More on the synergies
. As the customer profile of MBF Cards (67%) comprises middle to higher income customers, there are opportunities to enhance cross-selling of the group’s huge portfolio of banking products. More importantly, MBF Cards has one of the largest merchant acquiring businesses in Malaysia with a staggering 33,000 merchants nationwide, which will give rise to immense cross selling opportunities that will spur CASA growth and other SME business banking channels which MBF was previously unable to access on a standalone basis. The acquisition will create a top 3 card merchant business with over 45,000 merchants on board. Other synergies may include tapping the lower funding cost of AMMB’s bank-backed balance sheet and opportunities to cross-sell to Bonus Link’s 7m customers.
Acquisition is broadly in line with group’s goals. We view the acquisition to be broadly in line with the group’s goals of: 1) accelerating its non-interest income growth, 2) increase its current sub-par CASA profile by tapping on cross selling opportunities of MBF’s wide merchant base, 3) raising cross selling opportunities to drive high retail fee incomes via the likes of various wealth management revenue growth sources.
Looking at the longer term.  Despite the apparent longer term synergies, we would like to point out that the immediate earnings contribution would be marginal as we estimate it at 1.7%, assuming that the acquisition is equally funded via debts and internal generated cash.
Maintain NEUTRAL. Pending more details on the funding structure of the acquisition and given the relatively immaterial immediate impact on earnings, we are maintaining our fair value at RM7.07, which implies a FY13 P/BV of 1.68x (ROE: 14.1%, Growth: 4%, COE: 10%).

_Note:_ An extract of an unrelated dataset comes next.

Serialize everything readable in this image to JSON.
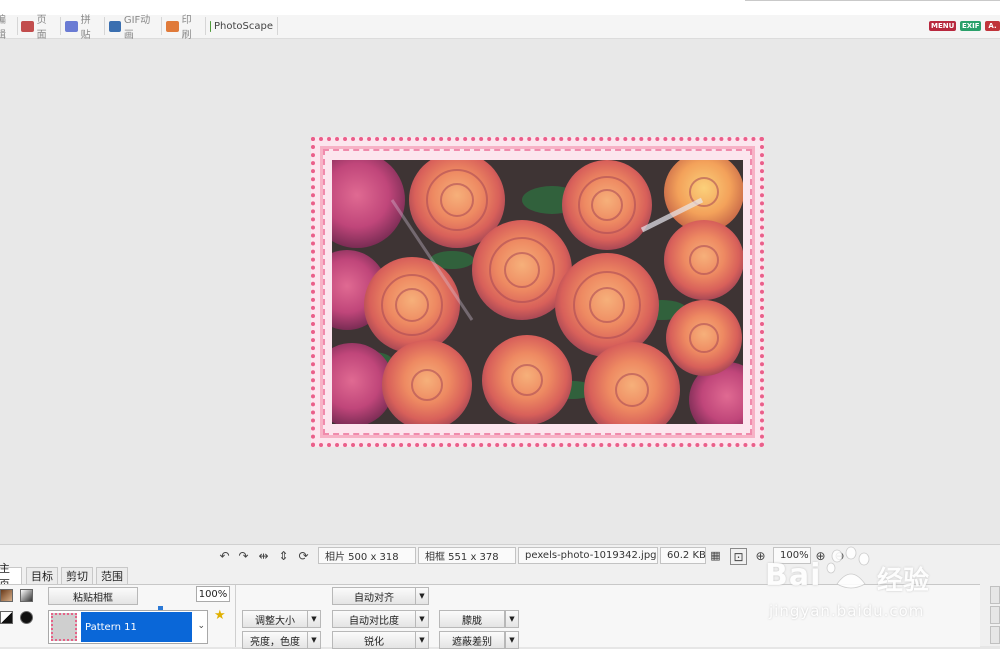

Maintain NEUTRAL.
More on MBF Cards
  • First in the world to offer the Visa Wave card – an intelligent smart card equipped with the EMV chip – allowing it to be used as a swipe, wave, slot and even ATM card
  • Largest non-bank backed credit card company in Malaysia
  • First mono-line and non-bank in the entire ASEAN region to be awarded a Visa licence.
  • It is also the only credit card in Malaysia to offer rewards through Malaysia’s biggest reward program, BonusLink - a multi-party rewards program that allows members to earn points when they shop
  • Approximately 500,000 customers, with approximately 295,000 cards in circulation (CIC),
  • 889 staff with an extensive network of 36,000 merchants and a nationwide network of 28 branches, including in Sabah and Sarawak.
  • Well capitalized, with a RWCR of 31% providing scope for capital optimization and growth
  • Gross impaired loans ratio marginally below the industry’s 1.7% level for credit cards.